Spouse Inherited IRA and 401k

I have a client, age 52, who inherited an IRA and a 401k from her husband who died this year at age 52. I would like to preserve her opportunity to be able to withdraw funds prior to age 59 1/2 without incurring the 10% early withdrawal penalty.

First, can the 401k be rolled into an Inherited IRA? The 401k documents give the option for rolling into a Traditional IRA but not specifically an Inherited IRA.

Second, the mutual fund comapny that currently has custody of her husband’s IRA says that if she does not take ownership of the IRA and chooses the option to delay RMDs until the husband would have been 70 1/2 that she would not be able to take any distributions until he would have been 70 1/2; essentially locking the account for 18 years. I believe they are wrong as it is my understanding that the spouse may delay distributions until then but is able to take penalty free distributions at any time prior to age 59 1/2. After age 59 1/2 she would assume the IRA as her own. Am I correct?



1- Yes the funds can be rolled over to an inherited IRA. Just title the new IRA as such (decedent, FBO spouse) and maintain the inherited IRA status. Custodians are required to allow a Direct Rollover for non-spouse beneficiaries to inherited accounts so there shouldn’t be an issue. There may be a special instruction area.
2- I am not sure what your saying the custodian said, but don’t rely on retail advice.. The spouse will take RMDs until she converts the IRA to an owner IRA in her own name. Once she does this she will start taking RMDs in the first year she is 70 1/2. Hopefully this answers your questions.

You have the right idea, keep the IRA as inherited until 59 1/2 so there is no 10% penalty and just take the RMDs until then (since she is going to take money anyways). Then at 60 essentially re-designate the account as an owner IRA and have flexibility of not needing RMDs until 70 1/2. You already understand that if you make the IRA an owner IRA now the 10% penalty will come back.

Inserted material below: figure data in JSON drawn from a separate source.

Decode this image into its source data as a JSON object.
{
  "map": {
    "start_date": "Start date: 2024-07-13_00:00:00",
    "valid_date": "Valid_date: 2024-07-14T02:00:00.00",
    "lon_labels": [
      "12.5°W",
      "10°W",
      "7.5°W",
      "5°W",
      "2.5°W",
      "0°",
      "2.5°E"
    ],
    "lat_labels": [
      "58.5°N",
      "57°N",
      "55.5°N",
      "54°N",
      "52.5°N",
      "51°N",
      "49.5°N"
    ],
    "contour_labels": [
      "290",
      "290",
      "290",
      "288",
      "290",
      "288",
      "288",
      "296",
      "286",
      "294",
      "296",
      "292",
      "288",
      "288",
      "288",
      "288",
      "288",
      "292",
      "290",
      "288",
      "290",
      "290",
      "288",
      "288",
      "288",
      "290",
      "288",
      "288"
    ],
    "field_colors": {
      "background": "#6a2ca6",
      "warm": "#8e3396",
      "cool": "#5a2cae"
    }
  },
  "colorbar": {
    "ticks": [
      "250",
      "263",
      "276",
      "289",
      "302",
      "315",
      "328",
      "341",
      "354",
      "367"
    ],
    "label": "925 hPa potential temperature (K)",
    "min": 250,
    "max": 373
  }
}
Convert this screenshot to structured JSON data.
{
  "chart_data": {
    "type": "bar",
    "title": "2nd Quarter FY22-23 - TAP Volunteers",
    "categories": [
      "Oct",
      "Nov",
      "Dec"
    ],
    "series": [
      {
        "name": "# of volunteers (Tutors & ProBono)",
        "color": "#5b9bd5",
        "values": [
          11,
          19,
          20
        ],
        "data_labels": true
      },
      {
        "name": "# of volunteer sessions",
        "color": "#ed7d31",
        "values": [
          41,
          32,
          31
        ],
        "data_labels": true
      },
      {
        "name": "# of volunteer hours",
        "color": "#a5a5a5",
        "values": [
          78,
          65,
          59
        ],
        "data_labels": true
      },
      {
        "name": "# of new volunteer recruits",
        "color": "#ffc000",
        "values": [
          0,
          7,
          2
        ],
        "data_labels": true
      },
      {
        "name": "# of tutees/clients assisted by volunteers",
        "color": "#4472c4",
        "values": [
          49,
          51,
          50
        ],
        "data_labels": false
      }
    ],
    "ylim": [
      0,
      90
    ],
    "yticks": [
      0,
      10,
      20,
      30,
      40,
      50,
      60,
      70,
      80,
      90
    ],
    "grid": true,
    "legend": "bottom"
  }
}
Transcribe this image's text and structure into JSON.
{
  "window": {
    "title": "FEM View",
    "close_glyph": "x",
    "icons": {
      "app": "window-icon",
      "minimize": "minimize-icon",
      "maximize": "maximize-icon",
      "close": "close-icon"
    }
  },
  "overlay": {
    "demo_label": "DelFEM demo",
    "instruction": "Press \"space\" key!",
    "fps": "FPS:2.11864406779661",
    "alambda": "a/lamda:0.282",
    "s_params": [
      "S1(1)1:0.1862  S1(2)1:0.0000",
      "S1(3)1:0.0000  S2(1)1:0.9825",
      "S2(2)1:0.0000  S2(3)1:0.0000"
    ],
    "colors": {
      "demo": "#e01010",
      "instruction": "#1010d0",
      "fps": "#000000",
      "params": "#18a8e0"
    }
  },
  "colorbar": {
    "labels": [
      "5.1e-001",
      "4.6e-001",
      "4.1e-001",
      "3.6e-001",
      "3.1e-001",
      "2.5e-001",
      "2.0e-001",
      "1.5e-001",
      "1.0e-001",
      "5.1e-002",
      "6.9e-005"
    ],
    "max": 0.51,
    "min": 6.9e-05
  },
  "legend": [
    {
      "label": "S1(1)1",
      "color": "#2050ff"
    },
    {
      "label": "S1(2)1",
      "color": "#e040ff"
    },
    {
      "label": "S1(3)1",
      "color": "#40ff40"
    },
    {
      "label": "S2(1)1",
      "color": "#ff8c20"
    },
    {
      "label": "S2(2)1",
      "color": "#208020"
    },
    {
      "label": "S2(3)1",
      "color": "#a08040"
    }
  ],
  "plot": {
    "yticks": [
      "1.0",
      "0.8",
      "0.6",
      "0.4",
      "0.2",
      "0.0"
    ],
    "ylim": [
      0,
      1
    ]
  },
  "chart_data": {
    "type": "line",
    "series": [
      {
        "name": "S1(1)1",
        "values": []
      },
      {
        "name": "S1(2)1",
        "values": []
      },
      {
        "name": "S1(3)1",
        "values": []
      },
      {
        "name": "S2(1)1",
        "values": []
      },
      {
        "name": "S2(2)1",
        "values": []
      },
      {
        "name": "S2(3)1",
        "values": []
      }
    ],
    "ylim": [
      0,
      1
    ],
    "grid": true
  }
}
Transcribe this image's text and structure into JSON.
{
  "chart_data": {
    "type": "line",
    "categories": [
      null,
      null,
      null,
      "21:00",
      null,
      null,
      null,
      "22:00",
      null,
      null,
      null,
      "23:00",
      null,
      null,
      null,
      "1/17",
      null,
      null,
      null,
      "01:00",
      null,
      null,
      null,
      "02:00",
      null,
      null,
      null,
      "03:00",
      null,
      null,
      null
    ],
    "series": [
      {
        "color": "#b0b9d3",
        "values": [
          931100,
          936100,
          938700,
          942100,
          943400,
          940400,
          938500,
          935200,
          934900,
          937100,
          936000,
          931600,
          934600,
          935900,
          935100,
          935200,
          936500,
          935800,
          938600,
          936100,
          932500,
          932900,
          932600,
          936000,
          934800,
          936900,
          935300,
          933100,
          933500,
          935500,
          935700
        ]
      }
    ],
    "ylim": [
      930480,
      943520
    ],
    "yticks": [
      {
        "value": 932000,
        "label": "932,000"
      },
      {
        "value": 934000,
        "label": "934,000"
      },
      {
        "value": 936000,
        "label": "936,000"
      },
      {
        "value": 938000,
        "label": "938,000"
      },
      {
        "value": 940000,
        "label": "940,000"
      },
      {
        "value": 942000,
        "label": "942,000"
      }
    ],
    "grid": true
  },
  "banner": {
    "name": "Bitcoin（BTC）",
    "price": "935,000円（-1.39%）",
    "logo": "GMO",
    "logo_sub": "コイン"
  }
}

With respect to either inherited IRA, a sole surviving spouse does not have to take any RMDs until the year her husband would have reached 70.5. However, this does NOT mean that she cannot take any discretionery distributions she wants, and they would be penalty free death distributions (Box 7 Code of 4). But as you indicated, she should roll over the account into her own IRA upon reaching 59.5.

There must have been some misunderstanding over what the fund firm said, it is so outlandish.



Alan’s clarification should warrant a re-word of how I answered you so it is not confusing. On number 2, I should have clarified for you that RMDs are taken if needed, and with her husband being so young, that would not be the case. Sorry if I create confusion there, thanks Alan.